22. Mastering The Gauntlet

 “God answers sharp and sudden on some prayers,
 And thrusts the thing we have prayed for in our face,
 a gauntlet with a gift in it.”
— Elizabeth Barret Browning


In addition to the 1973 movie musical, “Camelot”, with Richard Harris, Vanessa Redgrave and Franco Nero, another Camelot classic, in my opinion, is “First Knight” (1995), with Sean Connery, Richard Gere, and Julia Ormond. Many screenwriters have tried to spin the King Arthur legend in at least a dozen different ways, but I have to cast my vote for Sean Connery for best portrayal of that mythical king.

There aren’t any rusty knights in the more recent movie. But there is one scene in particular, starring Richard Gere as Lancelot, that I feel is absolutely heart stopping. A truly daunting gauntlet has been set up for the purpose of finding out who is the most skilled knight in King Arthur’s realm, and up to that point not one of the brave men who have tried to get through it have been successful.

Enter Lancelot. He is focused on receiving the promised reward – a kiss from the queen-to-be – and since he knows that the quest is no match for his admirable skills, he steps up on the starting platform, unannounced, and gets ready to go for it. He aces the first part of the obstacle course. Then, as the townspeople hold their collective breath, the handsome young man steps back, sizes up the next segment of the test, and … gets through, no problem.
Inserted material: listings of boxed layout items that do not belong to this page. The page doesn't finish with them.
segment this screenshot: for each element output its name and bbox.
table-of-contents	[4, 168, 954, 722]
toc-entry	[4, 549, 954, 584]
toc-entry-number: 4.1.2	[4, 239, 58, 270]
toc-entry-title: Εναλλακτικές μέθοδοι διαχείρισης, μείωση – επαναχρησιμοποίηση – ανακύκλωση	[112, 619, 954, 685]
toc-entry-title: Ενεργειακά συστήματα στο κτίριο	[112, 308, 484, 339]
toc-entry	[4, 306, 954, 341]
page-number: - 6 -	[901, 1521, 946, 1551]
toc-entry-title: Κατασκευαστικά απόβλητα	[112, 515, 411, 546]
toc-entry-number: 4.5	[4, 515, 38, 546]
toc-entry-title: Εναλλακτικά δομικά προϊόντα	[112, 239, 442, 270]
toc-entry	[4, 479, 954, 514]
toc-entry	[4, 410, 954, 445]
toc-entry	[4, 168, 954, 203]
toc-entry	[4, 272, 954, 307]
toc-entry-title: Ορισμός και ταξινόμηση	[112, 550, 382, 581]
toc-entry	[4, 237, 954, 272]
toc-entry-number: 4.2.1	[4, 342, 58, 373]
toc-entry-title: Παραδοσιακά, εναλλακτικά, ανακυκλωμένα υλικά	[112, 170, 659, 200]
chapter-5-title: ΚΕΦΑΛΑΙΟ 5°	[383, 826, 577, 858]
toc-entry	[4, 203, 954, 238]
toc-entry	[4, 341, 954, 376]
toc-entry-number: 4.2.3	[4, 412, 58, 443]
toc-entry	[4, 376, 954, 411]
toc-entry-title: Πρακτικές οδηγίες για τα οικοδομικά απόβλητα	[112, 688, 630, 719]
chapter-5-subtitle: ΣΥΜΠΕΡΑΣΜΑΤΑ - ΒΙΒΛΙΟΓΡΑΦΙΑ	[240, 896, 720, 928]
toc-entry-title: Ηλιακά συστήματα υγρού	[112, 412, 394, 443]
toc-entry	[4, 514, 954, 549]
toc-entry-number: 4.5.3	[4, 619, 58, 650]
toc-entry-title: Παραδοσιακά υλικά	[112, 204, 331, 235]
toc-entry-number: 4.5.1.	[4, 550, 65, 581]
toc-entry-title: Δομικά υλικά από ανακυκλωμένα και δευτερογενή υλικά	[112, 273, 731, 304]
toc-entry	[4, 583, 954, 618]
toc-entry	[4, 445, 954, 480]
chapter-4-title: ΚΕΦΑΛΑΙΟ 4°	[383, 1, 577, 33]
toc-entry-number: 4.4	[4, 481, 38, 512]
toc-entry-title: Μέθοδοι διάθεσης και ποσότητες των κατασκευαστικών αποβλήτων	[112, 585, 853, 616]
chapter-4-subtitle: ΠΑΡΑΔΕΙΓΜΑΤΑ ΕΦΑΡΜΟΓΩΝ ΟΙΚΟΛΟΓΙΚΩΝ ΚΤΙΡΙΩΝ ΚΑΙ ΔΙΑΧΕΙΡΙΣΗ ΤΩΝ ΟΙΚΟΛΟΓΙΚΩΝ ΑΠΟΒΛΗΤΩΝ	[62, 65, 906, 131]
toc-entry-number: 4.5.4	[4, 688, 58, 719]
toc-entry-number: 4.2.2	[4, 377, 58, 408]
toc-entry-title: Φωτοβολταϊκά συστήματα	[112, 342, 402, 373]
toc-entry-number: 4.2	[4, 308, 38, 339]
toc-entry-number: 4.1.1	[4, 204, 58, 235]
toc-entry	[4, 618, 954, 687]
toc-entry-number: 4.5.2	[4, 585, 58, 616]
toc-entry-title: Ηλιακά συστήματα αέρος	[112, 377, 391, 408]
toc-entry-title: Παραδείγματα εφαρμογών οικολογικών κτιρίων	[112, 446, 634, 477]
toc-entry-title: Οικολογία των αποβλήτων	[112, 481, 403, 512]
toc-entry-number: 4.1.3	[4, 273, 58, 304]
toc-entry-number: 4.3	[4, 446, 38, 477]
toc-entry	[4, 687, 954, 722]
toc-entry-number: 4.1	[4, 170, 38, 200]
Now comes the final and most difficult – as well as possibly most life threatening – part of the gauntlet. We can’t see how Lancelot can possibly make it through! But then … he performs an amazing move (one which he demonstrated earlier in the movie, but that we forgot about) and suddenly, there he is, standing on the platform at the end of the challenge without a scratch.

Before my children were born, I had no idea that I was standing on the starting platform of a gauntlet that would easily prove to be as death defying as Richard Gere’s Hollywood stunt! It’s a very good thing that God did not allow me to see what lay ahead of me in life, because I quite simply would never have begun the marathon in the first place.

Funny thing: “First Knight” came out in 1995, after both of my kids had graduated from high school. Maybe that’s why I could so readily relate to that gauntlet scene. And the fact that I saw “Camelot” in 1973, the year before my daughter was born, may have been a coincidence, but God has recently made it clear that there are few coincidences in life for those who trust Him – however imperfectly – to guide their wayfaring journeys. I was so caught up in my own medical issues from the mid-1970’s until when Jonathan was around two years old, that I didn’t make the gauntlet connection at that time.

In January 1980 (on Dr. Chapman’s watch), I had an elective hysterectomy – difficult to go through, but I would do it again in a heartbeat for the purpose of resetting my hormonal software. From there I felt stronger, less stressed, and a whole lot more capable of negotiating whatever might come my way. (Fortunately, He did not allow me to see ahead to the 1994 onset of chronic illness!)

That was truly a blessing, because by the time Jon had reached second grade, it was apparent that some stiff challenges lay ahead. But looking back, I can see that Holy Spirit was with me every footprint of the way.

“Ah, Lord God!
Behold, you have made the heavens and the earth
    by your great power and outstretched arm.
There is nothing too hard for you.”

(Jeremiah 32:17)



Do you have any gauntlets in your life right now? Think of a key word to describe each obstacle that you’re facing, such as: a deadline, childcare, the morning commute, or the name of a challenging individual in your life. Arrange your key words in order of difficulty. Then starting with the least daunting, pray about each one and ask the Holy Spirit to infuse your thoughts with ideas on how to resolve them successfully. As my brother frequently said, “How do you eat an elephant? … One bite at a time!”